Apply a packed-int32 grammar bitmask to logits in a single fused pass.

Unpacks a packed bitmask (1 bit per token, 32 tokens per int32 word) and masks logits with it without ever materializing a bool tensor: for each (b, v), the token is kept when bit v % 32 of word packed[b, v // 32] is set, otherwise output[b, v] is set to fill_value (the masked-out sentinel, e.g. a large negative number).

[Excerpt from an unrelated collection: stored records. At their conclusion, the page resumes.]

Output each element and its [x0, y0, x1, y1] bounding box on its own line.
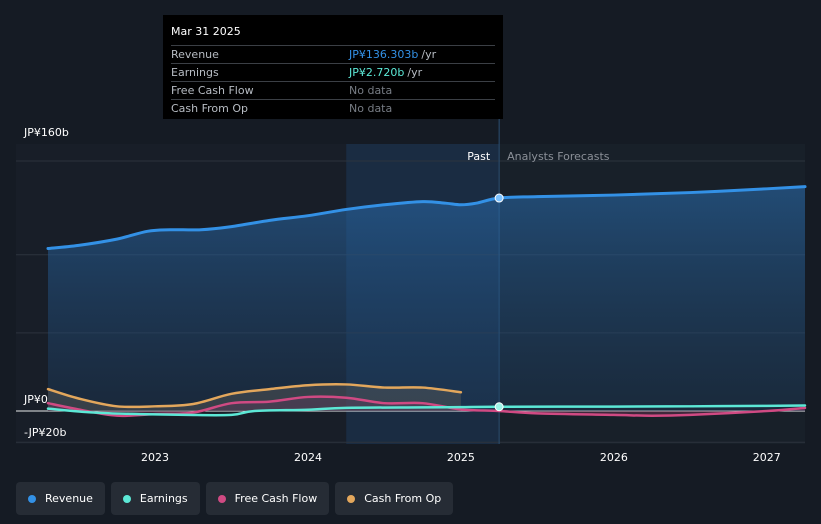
legend-item-revenue[interactable]: Revenue [16, 482, 105, 515]
legend-dot-icon [122, 494, 131, 503]
legend-item-cash-from-op[interactable]: Cash From Op [335, 482, 454, 515]
tooltip-value: No data [349, 102, 393, 115]
y-tick-label: JP¥0 [23, 393, 48, 406]
tooltip-label: Free Cash Flow [171, 84, 254, 97]
tooltip-unit: /yr [407, 66, 423, 79]
tooltip-label: Revenue [171, 48, 219, 61]
x-tick-label: 2023 [141, 451, 169, 464]
past-label: Past [467, 150, 491, 163]
legend-label: Free Cash Flow [234, 492, 318, 505]
legend-dot-icon [347, 494, 356, 503]
tooltip: Mar 31 2025 Revenue JP¥136.303b /yr Earn… [163, 15, 503, 119]
legend-item-free-cash-flow[interactable]: Free Cash Flow [205, 482, 330, 515]
tooltip-value: JP¥2.720b [349, 66, 405, 79]
y-tick-label: JP¥160b [23, 126, 69, 139]
legend-dot-icon [28, 494, 36, 503]
tooltip-row-cash-from-op: Cash From Op No data [171, 99, 495, 117]
x-tick-label: 2025 [447, 451, 475, 464]
x-tick-label: 2027 [753, 451, 781, 464]
x-tick-label: 2026 [600, 451, 628, 464]
legend-label: Revenue [45, 492, 93, 505]
legend-label: Cash From Op [364, 492, 442, 505]
tooltip-unit: /yr [421, 48, 437, 61]
x-tick-label: 2024 [294, 451, 322, 464]
legend-label: Earnings [139, 492, 188, 505]
earnings-marker [494, 402, 504, 412]
cash-from-op-line [46, 383, 463, 409]
tooltip-value: No data [349, 84, 393, 97]
y-tick-label: -JP¥20b [24, 426, 66, 439]
tooltip-label: Earnings [171, 66, 219, 79]
tooltip-date: Mar 31 2025 [171, 25, 241, 38]
tooltip-row-revenue: Revenue JP¥136.303b /yr [171, 45, 495, 63]
revenue-area [48, 186, 805, 411]
revenue-marker [494, 193, 504, 203]
tooltip-value: JP¥136.303b [349, 48, 419, 61]
tooltip-row-free-cash-flow: Free Cash Flow No data [171, 81, 495, 99]
tooltip-row-earnings: Earnings JP¥2.720b /yr [171, 63, 495, 81]
revenue-line [46, 185, 807, 250]
legend-item-earnings[interactable]: Earnings [110, 482, 200, 515]
tooltip-label: Cash From Op [171, 102, 249, 115]
legend: Revenue Earnings Free Cash Flow Cash Fro… [16, 482, 459, 515]
earnings-line [46, 404, 807, 417]
forecast-label: Analysts Forecasts [507, 150, 610, 163]
legend-dot-icon [217, 494, 226, 503]
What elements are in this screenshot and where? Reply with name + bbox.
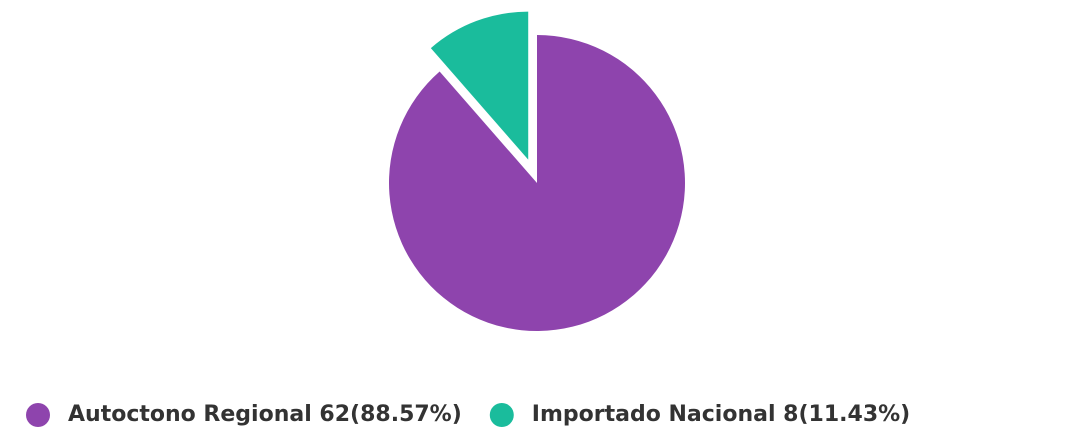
pie-slice bbox=[430, 11, 529, 160]
legend-swatch bbox=[26, 403, 50, 427]
legend-name: Autoctono Regional bbox=[68, 402, 312, 427]
legend-label: Autoctono Regional 62(88.57%) bbox=[68, 402, 462, 427]
legend-value: 8(11.43%) bbox=[783, 402, 910, 427]
legend-space bbox=[776, 402, 784, 427]
legend-name: Importado Nacional bbox=[532, 402, 776, 427]
pie-slice bbox=[388, 35, 685, 331]
legend-value: 62(88.57%) bbox=[319, 402, 461, 427]
legend-swatch bbox=[489, 403, 514, 427]
legend-label: Importado Nacional 8(11.43%) bbox=[532, 402, 910, 427]
legend-space bbox=[312, 402, 320, 427]
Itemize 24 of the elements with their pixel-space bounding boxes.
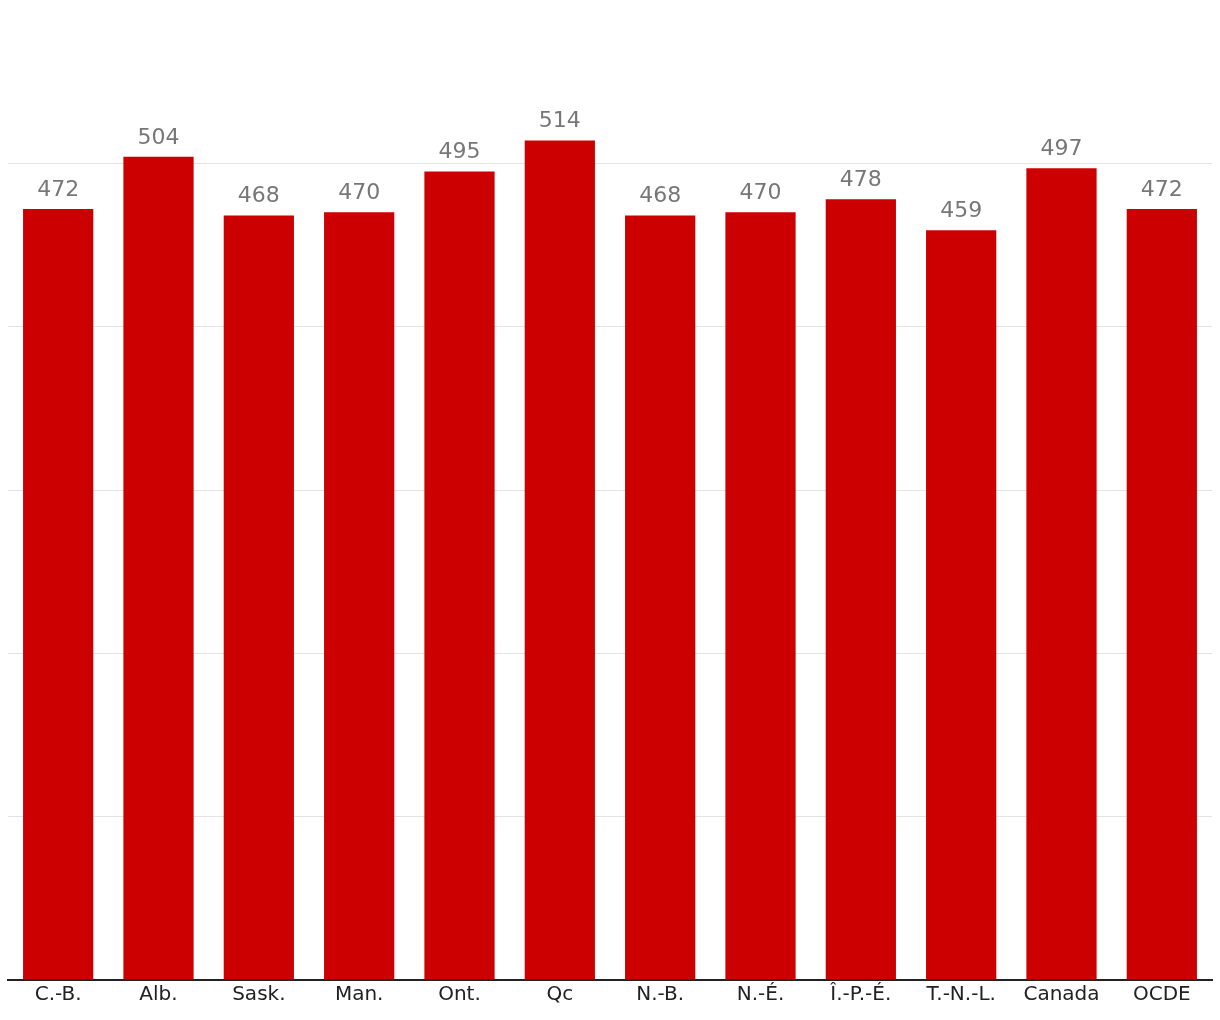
x-tick-label: N.-B. [636, 981, 685, 1006]
data-label: 514 [538, 107, 581, 133]
x-tick-label: Qc [546, 981, 574, 1006]
data-label: 459 [940, 197, 983, 223]
x-tick-label: C.-B. [34, 981, 82, 1006]
data-label: 478 [839, 165, 882, 191]
x-tick-label: Ont. [438, 981, 481, 1006]
data-label: 497 [1040, 134, 1083, 160]
data-label: 472 [37, 175, 80, 201]
x-tick-label: OCDE [1132, 981, 1191, 1006]
data-label: 504 [137, 123, 180, 149]
data-label: 470 [338, 179, 381, 205]
x-tick-label: Canada [1023, 981, 1100, 1006]
x-tick-label: Sask. [232, 981, 286, 1006]
x-tick-label: Man. [334, 981, 384, 1006]
data-label: 472 [1140, 175, 1183, 201]
x-tick-label: Alb. [139, 981, 178, 1006]
data-label: 495 [438, 138, 481, 164]
data-label: 468 [639, 182, 682, 208]
x-tick-label: N.-É. [736, 981, 785, 1006]
data-label: 468 [237, 182, 280, 208]
data-label: 470 [739, 179, 782, 205]
x-tick-label: Î.-P.-É. [829, 981, 892, 1006]
x-tick-label: T.-N.-L. [925, 981, 996, 1006]
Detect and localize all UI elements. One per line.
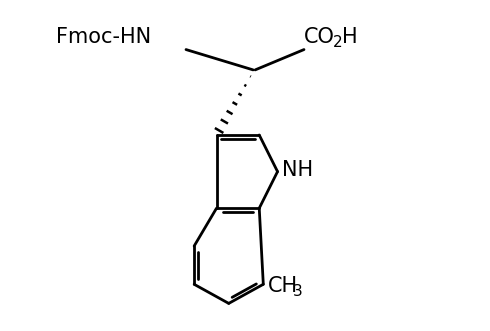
Text: CO: CO	[304, 27, 335, 47]
Text: 2: 2	[333, 35, 343, 50]
Text: H: H	[342, 27, 357, 47]
Text: CH: CH	[268, 276, 298, 296]
Text: Fmoc-HN: Fmoc-HN	[56, 27, 151, 47]
Text: 3: 3	[293, 284, 302, 299]
Text: NH: NH	[282, 160, 314, 180]
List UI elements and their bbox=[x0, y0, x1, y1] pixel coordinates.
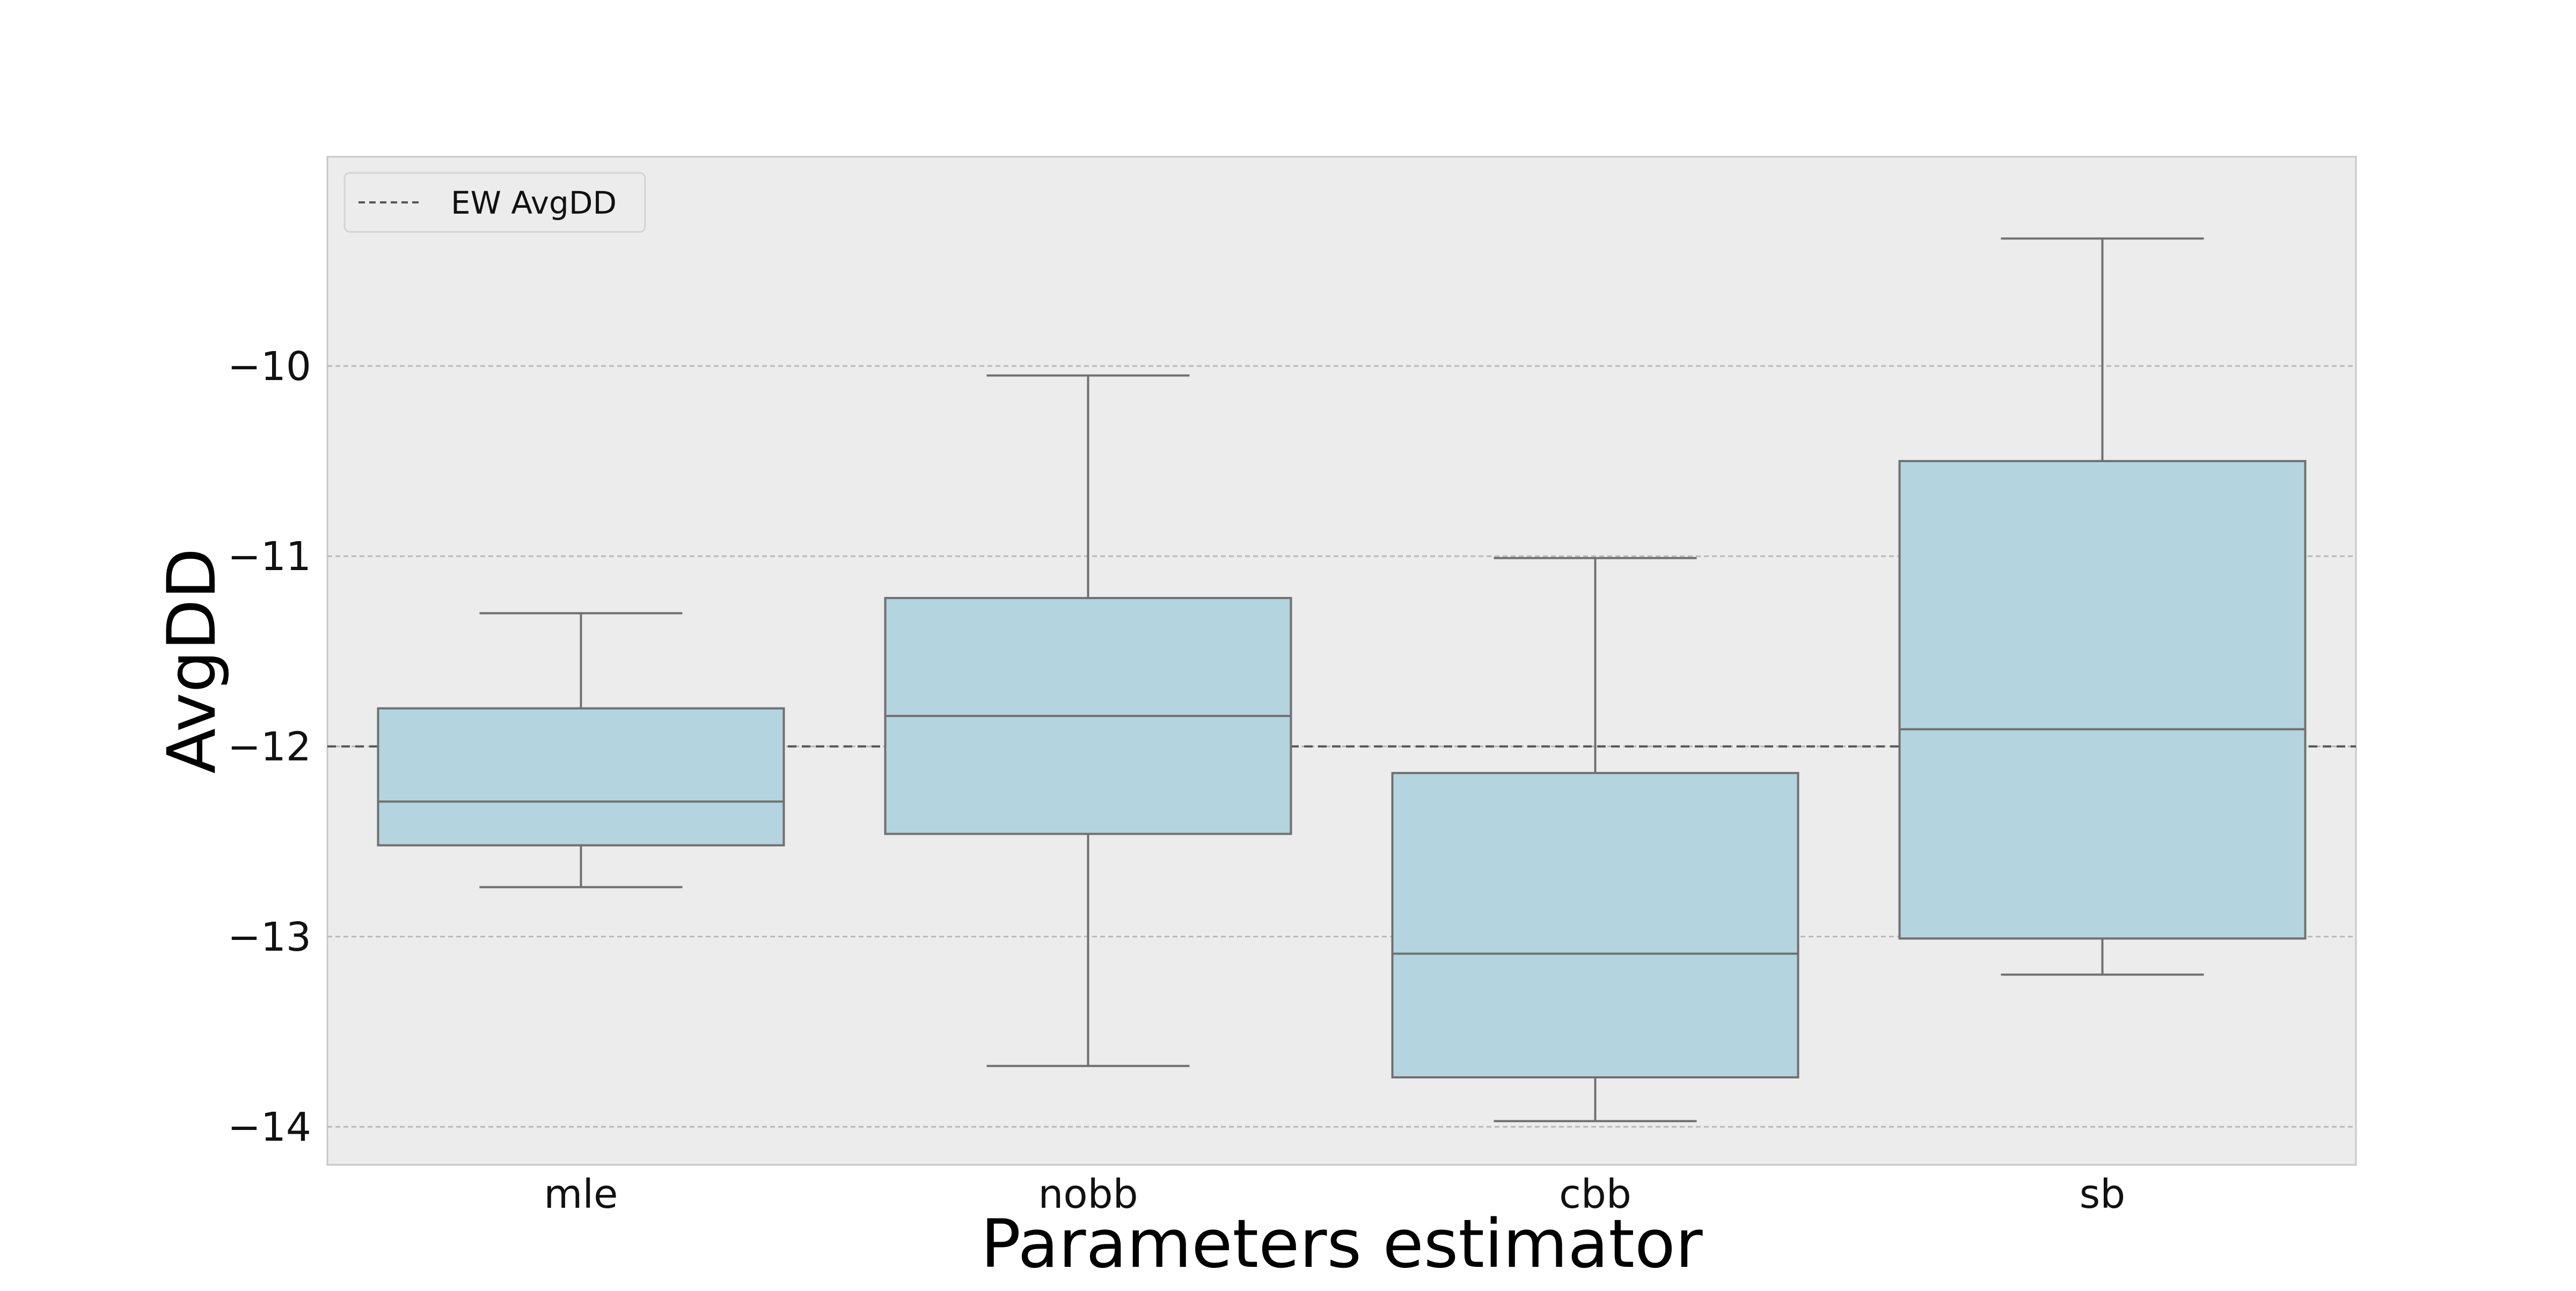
boxes bbox=[377, 237, 2307, 1122]
x-tick-label: sb bbox=[2080, 1171, 2126, 1217]
y-tick-label: −10 bbox=[228, 344, 311, 390]
y-axis-label: AvgDD bbox=[153, 548, 231, 774]
legend-entry-ew-avgdd: EW AvgDD bbox=[451, 185, 617, 221]
y-tick-label: −14 bbox=[228, 1104, 311, 1150]
iqr-box bbox=[1391, 772, 1799, 1079]
y-tick-label: −11 bbox=[228, 534, 311, 580]
x-tick-labels: mle nobb cbb sb bbox=[544, 1171, 2125, 1217]
box-nobb bbox=[884, 374, 1292, 1067]
iqr-box bbox=[1898, 459, 2307, 940]
box-sb bbox=[1898, 237, 2307, 976]
legend: EW AvgDD bbox=[343, 172, 646, 233]
box-cbb bbox=[1391, 557, 1799, 1122]
legend-frame bbox=[343, 172, 646, 233]
y-tick-labels: −10 −11 −12 −13 −14 bbox=[228, 344, 311, 1150]
x-tick-label: cbb bbox=[1559, 1171, 1631, 1217]
x-tick-label: mle bbox=[544, 1171, 618, 1217]
iqr-box bbox=[377, 707, 785, 847]
x-tick-label: nobb bbox=[1038, 1171, 1138, 1217]
x-axis-label: Parameters estimator bbox=[980, 1206, 1702, 1283]
y-tick-label: −12 bbox=[228, 724, 311, 770]
y-tick-label: −13 bbox=[228, 914, 311, 960]
box-mle bbox=[377, 612, 785, 888]
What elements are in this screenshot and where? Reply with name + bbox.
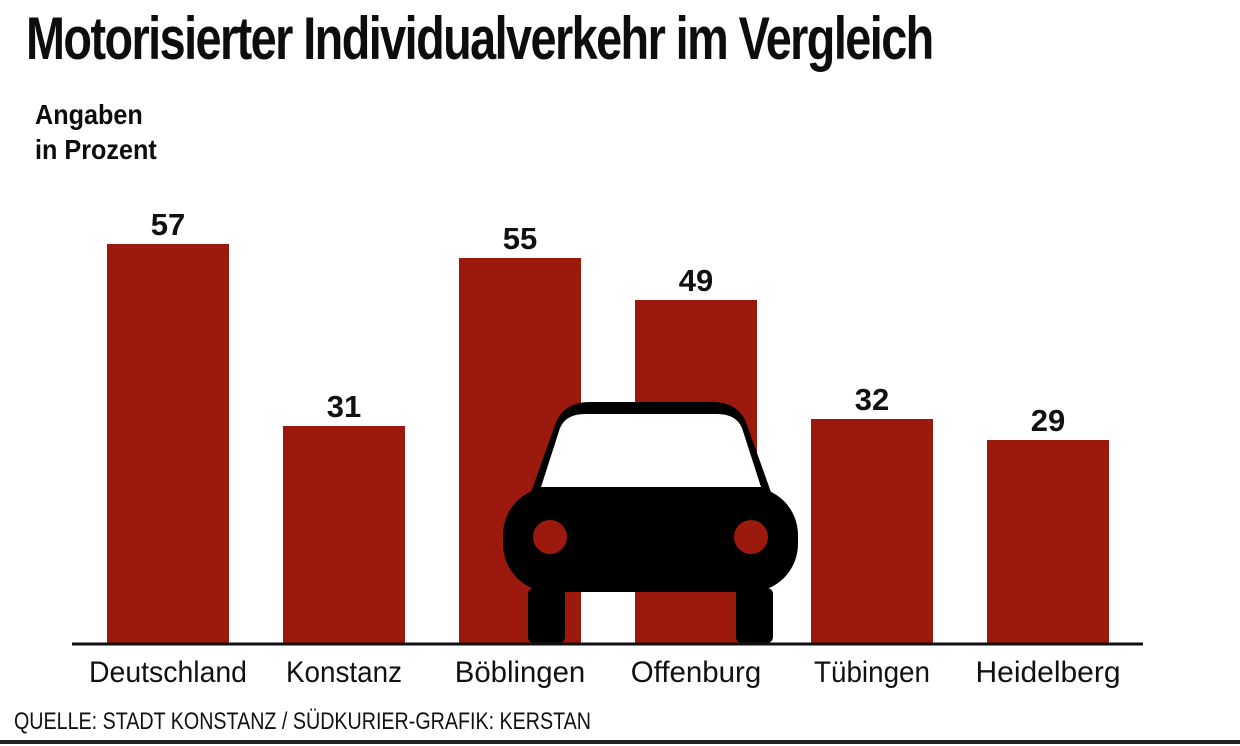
bar-konstanz xyxy=(283,426,405,643)
bar-deutschland xyxy=(107,244,229,643)
category-label: Offenburg xyxy=(631,656,762,689)
chart-subtitle: Angaben in Prozent xyxy=(35,97,157,167)
chart-title: Motorisierter Individualverkehr im Vergl… xyxy=(26,5,934,72)
value-label: 29 xyxy=(1031,403,1065,438)
car-icon xyxy=(503,402,798,643)
value-label: 32 xyxy=(855,382,889,417)
category-labels-group: Deutschland Konstanz Böblingen Offenburg Tüb… xyxy=(89,656,1121,689)
bottom-rule xyxy=(0,740,1240,744)
source-note: QUELLE: STADT KONSTANZ / SÜDKURIER-GRAFI… xyxy=(14,708,592,735)
value-label: 31 xyxy=(327,389,361,424)
category-label: Deutschland xyxy=(89,656,247,689)
value-label: 49 xyxy=(679,263,713,298)
category-label: Tübingen xyxy=(814,656,930,689)
bar-tübingen xyxy=(811,419,933,643)
category-label: Heidelberg xyxy=(976,656,1121,689)
value-label: 57 xyxy=(151,207,185,242)
category-label: Konstanz xyxy=(286,656,402,689)
value-label: 55 xyxy=(503,221,537,256)
category-label: Böblingen xyxy=(455,656,586,689)
subtitle-line-1: Angaben xyxy=(35,99,143,130)
value-labels-group: 57 31 55 49 32 29 xyxy=(151,207,1065,438)
bar-heidelberg xyxy=(987,440,1109,643)
subtitle-line-2: in Prozent xyxy=(35,134,157,165)
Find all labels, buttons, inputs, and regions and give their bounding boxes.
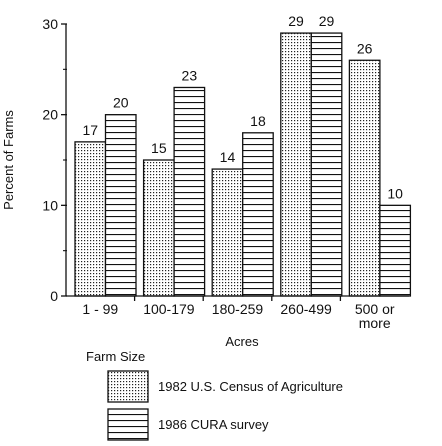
data-label: 10: [387, 185, 403, 201]
y-tick-label: 20: [42, 107, 58, 123]
x-category-label: 260-499: [280, 301, 332, 317]
data-labels: 17 20 15 23 14 18 29 29 26 10: [82, 13, 403, 201]
bar-cura-1986: [379, 204, 412, 297]
bars: [74, 32, 412, 297]
y-tick-label: 0: [50, 288, 58, 304]
bar-census-1982: [74, 141, 107, 297]
data-label: 18: [250, 113, 266, 129]
legend: 1982 U.S. Census of Agriculture 1986 CURA…: [107, 370, 343, 441]
x-category-label: 1 - 99: [82, 301, 118, 317]
y-axis: 0 10 20 30: [42, 16, 67, 304]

This replaces a CPU unpack + ops.where in constrained decoding.

Args:

output (TileTensor[dtype, Storage=output.Storage, address_space=output.address_space, linear_idx_type=output.linear_idx_type, element_size=output.element_size]): Masked logits, shape [batch, vocab].
logits (TileTensor[dtype, Storage=logits.Storage, address_space=logits.address_space, linear_idx_type=logits.linear_idx_type, element_size=logits.element_size]): Input logits, shape [batch, vocab].
packed (TileTensor[DType.int32, Storage=packed.Storage, address_space=packed.address_space, linear_idx_type=packed.linear_idx_type, element_size=packed.element_size]): Packed int32 bitmask, shape [batch, ceil(vocab / 32)]. A set bit means the token is grammar-valid. Extra trailing bits beyond vocab (32-bit alignment padding from llguidance) are never read.
fill_value (Scalar[dtype]): Value written for masked-out (grammar-invalid) tokens.
ctx (DeviceContext): The device context.